Females and the Bad Boy... Never Negotiate with an Emotional Terrorist.

sarahh_12
A recent night out took a turn for the serious when Raquel brought up her most recent relationship with an emotional vampire. And after reminiscing about a rather horrifying encounter with him, she asked us one of the most prevalent, yet elusive questions about human nature:

Why do we always like the boys who continue to terrorize us?

It made me think about this question on several different levels. Is it animal instincts or a common example of nature vs. nurture? Do we really choose to torture ourselves just for the thrill of the chase or are we all just a bunch of masochists? Or maybe it’s just passion driving us to doing crazy things?

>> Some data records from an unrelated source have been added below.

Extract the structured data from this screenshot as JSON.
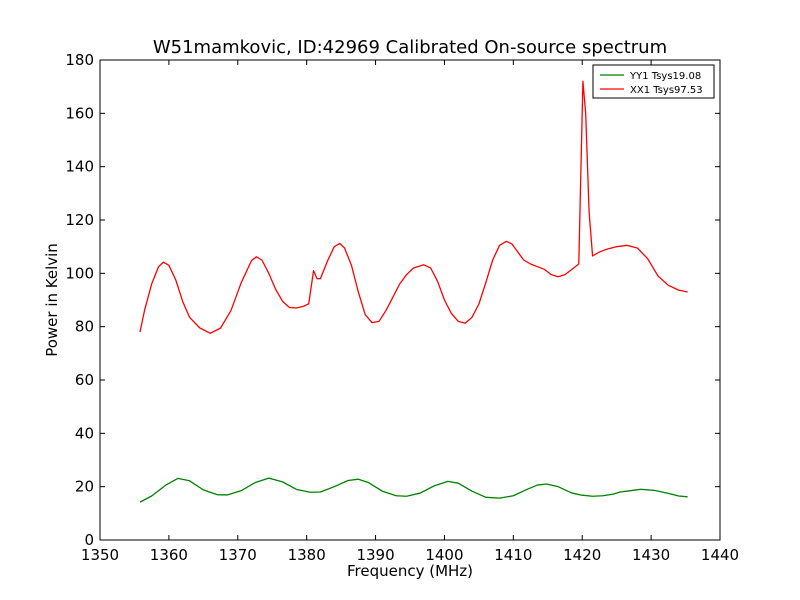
{
  "chart_data": {
    "type": "line",
    "title": "W51mamkovic, ID:42969 Calibrated On-source spectrum",
    "xlabel": "Frequency (MHz)",
    "ylabel": "Power in Kelvin",
    "xlim": [
      1350,
      1440
    ],
    "ylim": [
      0,
      180
    ],
    "xticks": [
      "1350",
      "1360",
      "1370",
      "1380",
      "1390",
      "1400",
      "1410",
      "1420",
      "1430",
      "1440"
    ],
    "yticks": [
      "0",
      "20",
      "40",
      "60",
      "80",
      "100",
      "120",
      "140",
      "160",
      "180"
    ],
    "grid": false,
    "legend_position": "top-right",
    "series": [
      {
        "name": "YY1 Tsys19.08",
        "color": "#008000",
        "x": [
          1355.8,
          1357.5,
          1359.5,
          1361.3,
          1363.0,
          1365.0,
          1367.0,
          1368.5,
          1370.5,
          1372.5,
          1374.5,
          1376.5,
          1378.5,
          1380.5,
          1382.0,
          1384.0,
          1386.0,
          1387.5,
          1389.0,
          1391.0,
          1393.0,
          1394.5,
          1396.5,
          1398.5,
          1400.5,
          1402.0,
          1404.0,
          1406.0,
          1408.0,
          1410.0,
          1412.0,
          1413.5,
          1414.8,
          1416.5,
          1418.5,
          1420.0,
          1421.5,
          1423.0,
          1424.5,
          1425.5,
          1427.0,
          1428.5,
          1430.5,
          1432.5,
          1434.0,
          1435.3
        ],
        "y": [
          14.2,
          16.5,
          20.5,
          23.1,
          22.2,
          18.8,
          17.0,
          16.9,
          18.5,
          21.5,
          23.2,
          21.8,
          19.0,
          17.9,
          18.0,
          20.0,
          22.3,
          22.8,
          21.5,
          18.3,
          16.6,
          16.4,
          17.6,
          20.3,
          22.0,
          21.3,
          18.3,
          16.0,
          15.7,
          16.6,
          19.0,
          20.6,
          21.0,
          20.0,
          17.6,
          16.8,
          16.4,
          16.6,
          17.2,
          18.0,
          18.5,
          19.0,
          18.6,
          17.5,
          16.5,
          16.2
        ]
      },
      {
        "name": "XX1 Tsys97.53",
        "color": "#ff0000",
        "x": [
          1355.8,
          1356.5,
          1357.5,
          1358.5,
          1359.2,
          1360.0,
          1361.0,
          1362.0,
          1363.0,
          1364.5,
          1366.0,
          1367.5,
          1369.0,
          1370.5,
          1372.0,
          1372.7,
          1373.5,
          1374.5,
          1375.5,
          1376.5,
          1377.5,
          1378.5,
          1379.5,
          1380.3,
          1381.0,
          1381.5,
          1382.0,
          1383.0,
          1384.0,
          1384.8,
          1385.5,
          1386.5,
          1387.5,
          1388.5,
          1389.5,
          1390.5,
          1391.5,
          1392.5,
          1393.5,
          1394.5,
          1395.5,
          1397.0,
          1398.0,
          1399.0,
          1400.0,
          1401.0,
          1402.0,
          1403.0,
          1404.0,
          1405.0,
          1406.0,
          1407.0,
          1408.0,
          1409.0,
          1409.8,
          1410.5,
          1411.5,
          1412.5,
          1413.5,
          1414.5,
          1415.5,
          1416.5,
          1417.5,
          1418.5,
          1419.5,
          1420.1,
          1420.5,
          1421.0,
          1421.5,
          1422.5,
          1423.5,
          1425.0,
          1426.5,
          1428.0,
          1429.5,
          1431.0,
          1432.5,
          1434.0,
          1435.3
        ],
        "y": [
          78.0,
          86.5,
          96.0,
          102.5,
          104.2,
          103.0,
          97.5,
          89.5,
          83.5,
          79.5,
          77.5,
          79.5,
          86.0,
          96.5,
          104.8,
          106.2,
          105.0,
          100.0,
          94.0,
          89.5,
          87.2,
          87.0,
          87.6,
          88.6,
          101.0,
          98.0,
          98.0,
          104.5,
          110.0,
          111.2,
          109.5,
          103.0,
          93.0,
          84.5,
          81.5,
          82.0,
          86.0,
          91.0,
          96.0,
          99.5,
          102.0,
          103.2,
          102.0,
          97.0,
          90.0,
          85.0,
          82.0,
          81.3,
          83.5,
          88.5,
          96.5,
          105.0,
          110.5,
          112.0,
          111.0,
          108.5,
          105.0,
          103.5,
          102.5,
          101.5,
          99.5,
          98.7,
          99.5,
          101.5,
          103.5,
          172.0,
          160.0,
          123.0,
          106.5,
          108.0,
          109.0,
          110.0,
          110.5,
          109.5,
          105.5,
          99.0,
          95.5,
          93.7,
          93.0
        ]
      }
    ]
  }
}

Whatever the reason may be, we all knew that this type of behavior was not normal, but were all equally guilty of it.

"Do we really choose to torture ourselves just for the thrill of the chase, or are we all just a bunch of masochists?"
I am known by many as someone who often makes the rather common and debilitating choice to pursue the bad boys. And after each failed relationship with said type of boy, I am always somehow disappointed. Time and time again, I have reviewed my offenses and convinced myself that I won’t do it again, but like a crazy person I keep putting myself in the exact same situation, and expect different results each time.

It's been suggested that this insane behavior was due to a fear of being hurt and disappointed, and by somehow involving myself with boys who were emotionally unavailable, I wasn’t making myself available to a real relationship or even love. If that was the explanation, then I could only imagine the pain that comes from being with someone who was actually available.

It boggled my mind to think that there were so many women in the world like Raquel and myself who were sabotaging their own lives only to eventually, and not-surprisingly still be heart broken in the end. I can only conclude the following obvious, yet apparently not obvious, ideas about this phenomena:
Gogus olculeri

1. We are altruistic.

As women, we all possess a nurturing, maternal instinct. It’s our biological role in life and, although the trait may be more prevalent in some women than others, we always feel the need to make everything and everyone better. So naturally, we believe that behind the emotional unavailability, the anger, the jealousy, the mystery is all a result of a past experience that somehow made them “broken” and that we are here to fix them.

And, if accomplished, not only have we fulfilled our role as a woman, but as an added factor, we are empowered by the idea that we have influenced a man so much, we could undo the damage that was done and make someone change for the better using our love and sunshine. Through this theory, I can only conclude that women are partly maternal, partly
delusional, and 100% addictive.

2. We want passion.

I, like anyone else, yearn for the passionate, movie romance between 2 people that is so intense you get dizzy just thinking about it. Every woman wants a man who is intense, because for the most part, it means they are exciting, ambitious, and interesting. And it’s safe to say that these qualities are also carried into the bedroom. However, there are two sides to this type of intense passion. It’s amazing when things are going well, but the fights tend to be equally as intense. It’s important to understand that when you build a relationship based on an attraction to the passion, because behind that passionate can’t keep my hands of you kiss, is the same intensity that's going to kick you in the ass and break your heart. Intensely.

Why Do Women Want The Bad Boy?
  • We women believe we are here to "fix" emotionally unavailable men.
  • Intense passion
  • We believe we need to pursue

3. We are ambitious.

There is something to be said about the thrill of the chase. Life would be otherwise boring if everything just fell in our laps and, after all, the conquest makes the prize that much more worth it.

In all aspects of life, everything takes effort, and what would even be the point of working hard in school, going to college, and being successful at work, if we didn't have goals to achieve?

We are raised to believe this is true, and as ambitious human beings, we convince ourselves that we must always continue to pursue. It seems that this basic concept of ambition might be the culprit for why I pursue the men who don’t show interest in me. It makes me wonder if my parents had not instilled in me the value of hard work and determination, and told me to settle for a life of mediocracy, that I might have a boyfriend by now.

Like any other psychological disorder, I can only asses that the reason many women even begin to display this type of behavior depends on a case by case basis. Why we continually choose to do this to ourselves, however, is universal and simple: women are crazy. It is a trait that stems from the fact that we are intelligent and thoughtful, and many times over-analytical, but we continue to let all of these great qualities that differentiate us from men, somehow get the best of us and drive us to doing crazy things, such as insisting on pursuing the men who don’t deserve us.

Females and the Bad Boy... Never Negotiate with an Emotional Terrorist.